Satıcılar, Nazi döneminde yağmalanmış eserlerin veritabanı olan “Art Loss Registry”nin sertifikasının sahtesini yapabiliyor. Bu sertifika satılan eserin bu veritabanına kayıtlı olmadığı, dolayısıyla Nazi yağması esnasında el değiştirmediği anlamına geliyor. Bu tarz bir sertifika ile satılan bir esere rastlandığında, Art Loss Registry’den teyit etmek gerekiyor.

‘Henüz okunmadı/ tercümesi yapılmadı’

Özellikle papirüs veya tablet gibi yazı içeren bir eserin, “henüz okunmadığı” iddia ediliyorsa sahte olması veya Orta Doğu’dan kaçırılmış olması ihtimali çok yüksek.

‘Bunun benzeri Christie’s’de satıldı’

Satıcı, menşei belgesi bulunan benzer bir eserin büyük bir müzayedeevi tarafından satıldığını söyleyerek benzer bir eser satmaya çalışıyorsa dikkatli olmak gerekiyor.

Türkiye yeni bir gümrük kısıtlaması mutabakatı yapılmasını istedi

Türkiye, 1970 UNESCO Kültür Varlığının Yasa Dışı İthali, İhracı, Transiti ve Mülkiyet Transferinin Önlenmesi ve Yasaklanması için Alınacak Tedbirlerle İlgili Sözleşme’nin 9. Maddesi kapsamında, yeni bir gümrük kısıtlaması mutabakatı yapılması için, 6 Eylül 2019’da ABD Hükümeti’ne başvuruda bulundu.
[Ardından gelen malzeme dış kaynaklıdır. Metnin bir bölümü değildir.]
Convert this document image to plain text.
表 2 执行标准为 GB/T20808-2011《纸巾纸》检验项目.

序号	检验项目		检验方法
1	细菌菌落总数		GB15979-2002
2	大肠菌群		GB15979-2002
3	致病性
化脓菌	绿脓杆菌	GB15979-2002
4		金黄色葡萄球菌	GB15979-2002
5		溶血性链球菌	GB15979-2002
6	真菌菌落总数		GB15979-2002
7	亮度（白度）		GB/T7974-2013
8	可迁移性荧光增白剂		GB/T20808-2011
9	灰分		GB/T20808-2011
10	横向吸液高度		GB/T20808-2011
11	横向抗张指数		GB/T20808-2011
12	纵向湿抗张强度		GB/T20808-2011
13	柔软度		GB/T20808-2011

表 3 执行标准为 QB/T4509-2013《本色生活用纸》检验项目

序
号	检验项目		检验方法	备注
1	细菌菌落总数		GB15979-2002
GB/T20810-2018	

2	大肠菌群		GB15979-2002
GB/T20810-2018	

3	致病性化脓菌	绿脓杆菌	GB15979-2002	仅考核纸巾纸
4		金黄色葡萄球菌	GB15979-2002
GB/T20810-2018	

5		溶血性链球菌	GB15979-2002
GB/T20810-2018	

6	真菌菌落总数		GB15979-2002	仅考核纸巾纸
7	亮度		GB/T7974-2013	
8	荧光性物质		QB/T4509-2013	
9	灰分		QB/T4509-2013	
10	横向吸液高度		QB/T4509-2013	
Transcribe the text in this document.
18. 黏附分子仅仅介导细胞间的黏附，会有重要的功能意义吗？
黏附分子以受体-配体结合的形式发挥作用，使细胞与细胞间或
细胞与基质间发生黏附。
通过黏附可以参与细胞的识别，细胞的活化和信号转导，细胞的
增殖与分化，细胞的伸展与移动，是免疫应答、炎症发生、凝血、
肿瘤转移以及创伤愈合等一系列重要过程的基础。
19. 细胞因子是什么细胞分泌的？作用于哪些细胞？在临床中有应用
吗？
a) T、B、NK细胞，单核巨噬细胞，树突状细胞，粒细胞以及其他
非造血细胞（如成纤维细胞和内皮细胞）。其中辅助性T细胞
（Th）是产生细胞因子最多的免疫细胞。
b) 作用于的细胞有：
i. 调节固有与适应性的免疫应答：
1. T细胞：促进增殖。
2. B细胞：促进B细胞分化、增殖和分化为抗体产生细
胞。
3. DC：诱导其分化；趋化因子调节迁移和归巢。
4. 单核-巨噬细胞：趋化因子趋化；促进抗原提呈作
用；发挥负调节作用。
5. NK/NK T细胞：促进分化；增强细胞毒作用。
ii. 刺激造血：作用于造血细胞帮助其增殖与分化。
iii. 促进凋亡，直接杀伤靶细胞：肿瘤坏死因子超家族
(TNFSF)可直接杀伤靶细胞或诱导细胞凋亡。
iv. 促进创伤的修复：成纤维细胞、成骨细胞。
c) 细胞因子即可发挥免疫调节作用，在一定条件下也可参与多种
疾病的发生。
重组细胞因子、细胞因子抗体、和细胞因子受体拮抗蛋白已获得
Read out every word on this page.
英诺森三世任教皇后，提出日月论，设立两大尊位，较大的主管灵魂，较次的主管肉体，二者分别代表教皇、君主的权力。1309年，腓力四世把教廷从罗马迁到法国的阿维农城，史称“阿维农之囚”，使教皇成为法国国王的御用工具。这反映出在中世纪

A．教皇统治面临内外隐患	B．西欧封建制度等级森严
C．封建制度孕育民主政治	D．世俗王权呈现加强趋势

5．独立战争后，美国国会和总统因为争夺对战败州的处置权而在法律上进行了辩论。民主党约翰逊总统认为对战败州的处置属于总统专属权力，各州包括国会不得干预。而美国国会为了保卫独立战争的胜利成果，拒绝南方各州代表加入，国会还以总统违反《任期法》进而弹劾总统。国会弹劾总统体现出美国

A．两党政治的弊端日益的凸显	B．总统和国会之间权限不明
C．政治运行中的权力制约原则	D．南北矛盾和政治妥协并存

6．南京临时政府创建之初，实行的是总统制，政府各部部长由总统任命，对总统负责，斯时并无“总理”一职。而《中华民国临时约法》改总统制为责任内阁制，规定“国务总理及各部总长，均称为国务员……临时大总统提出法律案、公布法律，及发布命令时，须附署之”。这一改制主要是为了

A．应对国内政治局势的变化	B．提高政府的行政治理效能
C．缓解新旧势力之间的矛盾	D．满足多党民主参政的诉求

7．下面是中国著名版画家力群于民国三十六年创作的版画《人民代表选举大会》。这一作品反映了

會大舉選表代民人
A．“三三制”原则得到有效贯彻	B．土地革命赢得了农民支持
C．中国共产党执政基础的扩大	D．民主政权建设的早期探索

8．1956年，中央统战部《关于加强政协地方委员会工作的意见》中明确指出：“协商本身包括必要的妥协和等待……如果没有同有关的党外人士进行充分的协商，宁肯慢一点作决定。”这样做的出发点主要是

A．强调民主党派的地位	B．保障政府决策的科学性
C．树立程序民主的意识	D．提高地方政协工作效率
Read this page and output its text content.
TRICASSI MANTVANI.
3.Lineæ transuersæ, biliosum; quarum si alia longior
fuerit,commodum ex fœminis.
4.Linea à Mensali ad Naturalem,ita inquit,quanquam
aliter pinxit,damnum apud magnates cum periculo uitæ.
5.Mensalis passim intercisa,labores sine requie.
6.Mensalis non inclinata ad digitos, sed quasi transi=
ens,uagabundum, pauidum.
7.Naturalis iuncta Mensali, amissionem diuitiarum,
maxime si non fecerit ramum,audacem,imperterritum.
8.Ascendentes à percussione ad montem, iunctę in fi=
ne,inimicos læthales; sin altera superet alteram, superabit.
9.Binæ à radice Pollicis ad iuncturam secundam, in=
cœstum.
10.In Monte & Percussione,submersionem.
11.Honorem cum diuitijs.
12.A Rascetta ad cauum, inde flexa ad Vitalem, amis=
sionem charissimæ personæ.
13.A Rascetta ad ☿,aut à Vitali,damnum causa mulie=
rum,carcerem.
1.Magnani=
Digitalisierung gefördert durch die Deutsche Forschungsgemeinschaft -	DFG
Türkiye’nin yaptığı resmi başvurunun, 1 Ekim itibariyle kayda alındığı ABD Eğitim ve Kültür İlişkileri Bürosu tarafından duyuruldu.  Bakınız: https://www.federalregister.gov/documents/2019/10/02/2019-21359/notice-of-receipt-of-request-from-the-government-of-the-republic-of-turkey-under-article-9-of-the

Kültürel miras kaçakçılığıyla mücadele etmek için yapılan mutabakatlardan bir başkası 2013’te Yunanistan ile yapılmıştı. 1970 UNESCO Sözleşmesi kapsamında, kültür varlığının korunması talebinde bulunan ülke diğer ülkeye, son dönemde hangi tür eserlerin kaçakçılığa maruz kaldığı gibi bilgileri ileterek bu eserlerin o ülkeye girişi konusunda gümrük kısıtlaması uygulanmasını talep edebiliyor ve aynı gümrük kısıtlamasını uygulamayı kendisi de kabul ediyor.

Havalimanında tarihi eser kaçakçılarına tabelelı uyarı!

İstanbul’da açılan yeni havalimanımızda yer alan bu tabela, Türkiye’den eser kaçırılmaması için yapılan uyarılardan biri. Tabelada eser kaçakçılığın neden yasak olduğu da cezasının ne olduğu da belirtilmiyor. Bu tabelanın bu haliyle pek caydırıcı olduğu söylenemez.